Sunday, 11 October 2020

Theology Of Love 9

 Love is many things.  It is never going to be safe.  To love, to receive love, we make ourselves vulnerable.  But there also must be ways of shoring up enough self protection in order to prevent lasting damage or trauma.  Which is to say, to develop such boundaries that we can love safely without driving or keeping other people out of our lives.  There is no simple formula to this and more often than not this is something that we can only learn the hard way, which is to say through difficult and trying experience.


When I was younger I was very open to people, often too open, and very vulnerable, and this kind of openness to others seems to have been returned to me in spades, especially since leaving the Anglican Church some months ago.  My time among Anglicans was often painful, especially the twenty odd years I was at St. James, which is high  Anglican.  Everyone, but everyone remained safely armoured beneath the protective and bullet proof folds of their religion.  No one wanted to come out of themselves, no one wanted to risk being open.  No one really wanted to risk friendship.   No one wanted to get close to anyone.  You would simply attend mass, get your religious fix, then go off till next Sunday, or the next day if, like me, you were a daily attender of early morning mass.  Some would stay for breakfast with the clergy.  The conversations were usually very correct, superficial, dry, sometimes intellectual, and no one ever revealed anything personal about themselves.  Very Anglican.  

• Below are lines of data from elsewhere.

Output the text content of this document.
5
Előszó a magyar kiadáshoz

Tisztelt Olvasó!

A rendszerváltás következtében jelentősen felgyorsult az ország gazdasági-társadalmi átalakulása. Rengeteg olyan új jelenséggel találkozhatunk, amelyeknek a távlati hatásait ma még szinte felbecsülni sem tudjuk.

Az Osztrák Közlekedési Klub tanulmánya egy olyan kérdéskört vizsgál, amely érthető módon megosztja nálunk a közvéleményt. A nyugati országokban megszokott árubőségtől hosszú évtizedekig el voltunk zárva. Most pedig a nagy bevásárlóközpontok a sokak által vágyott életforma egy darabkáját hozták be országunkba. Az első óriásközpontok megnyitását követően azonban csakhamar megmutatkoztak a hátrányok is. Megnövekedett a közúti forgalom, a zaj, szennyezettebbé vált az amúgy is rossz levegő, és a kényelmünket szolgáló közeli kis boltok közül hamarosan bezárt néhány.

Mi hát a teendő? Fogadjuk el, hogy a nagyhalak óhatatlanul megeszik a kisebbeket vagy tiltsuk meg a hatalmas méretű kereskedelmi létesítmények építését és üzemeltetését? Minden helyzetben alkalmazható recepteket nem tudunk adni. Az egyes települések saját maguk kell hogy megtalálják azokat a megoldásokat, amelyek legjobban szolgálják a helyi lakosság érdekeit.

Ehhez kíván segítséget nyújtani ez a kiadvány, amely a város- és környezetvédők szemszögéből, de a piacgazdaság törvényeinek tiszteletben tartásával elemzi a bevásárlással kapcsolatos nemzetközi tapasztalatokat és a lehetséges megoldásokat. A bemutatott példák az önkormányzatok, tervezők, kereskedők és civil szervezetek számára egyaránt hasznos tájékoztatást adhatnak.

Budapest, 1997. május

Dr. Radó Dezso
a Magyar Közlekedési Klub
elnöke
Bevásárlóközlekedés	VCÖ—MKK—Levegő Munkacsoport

This was very painful for me, because most of my Christian formation till my mid twenties involved allowing myself to come into close relationships with those who were seeking to live in authentic community, which involved letting down our guard, shedding our personal armour and actually leaving ourselves vulnerable and open to having real relationships with one another.   T

The results were mixed, but generally positive.  I had some very close friends during that time.  But it all eventually disintegrated and for many good reasons.  Here I won't go into my reasons for being in the Anglican Church.  But with the loss of my earlier Christian community, I was in need of some kind of support or ballast, no matter how grey and impersonal.  There were positives, but still at the expense of living and being in a way that was really fully human, fully authentic, and fully open to others, fully open to life itself.  


When I went to stay with my friend in Colombia, I knew that I was going to have to shed all that armour and baggage that I had accrued during my time with the anglicans, especially if I was to in some real and poignant way channel Christ and the Holy Sprit for my friend, while making myself open and receptive to the blessing that God was going to offer me through my new friend.  I now realize that in order to become fully Christian, I would have to become fully human.  In order to become fully human I would have to stop being Anglican.  


So, in her passive-aggressive way,  the archbishop kicked me out of the church by siccing her layer on me, and all because neither she nor my parish priest were interested in giving me any pastoral support at all while I was going through this crisis of change.  This is just as well.  I am now aware that they would have been incapable of helping me, since what was really occurring was God leading me out of the Anglican Church.  for this reason I forgive them both for how they have hurt me, and now I can move on.  I am not interested in renewing contact with them, because we are in such different universes.  And that's okay.   And I really do wish them both well.


Now I am moving on, in a spirit  of love and forgiveness.  As far as reconciliation is concerned, that can only really occur when both parties are fully willing, and each is fully prepared to accept responsibility.  This seldom really happens, but that is no excuse for not continuing to love, continuing to forgive, continuing to see or at least to look for Christ in the other.  But we sometimes are going to have to be willing and prepared to look through the curtain of tears and blood, because without suffering there is not going to be any love.  They are inextricable..  Weeping may endure for the night, but joy comes in the morning!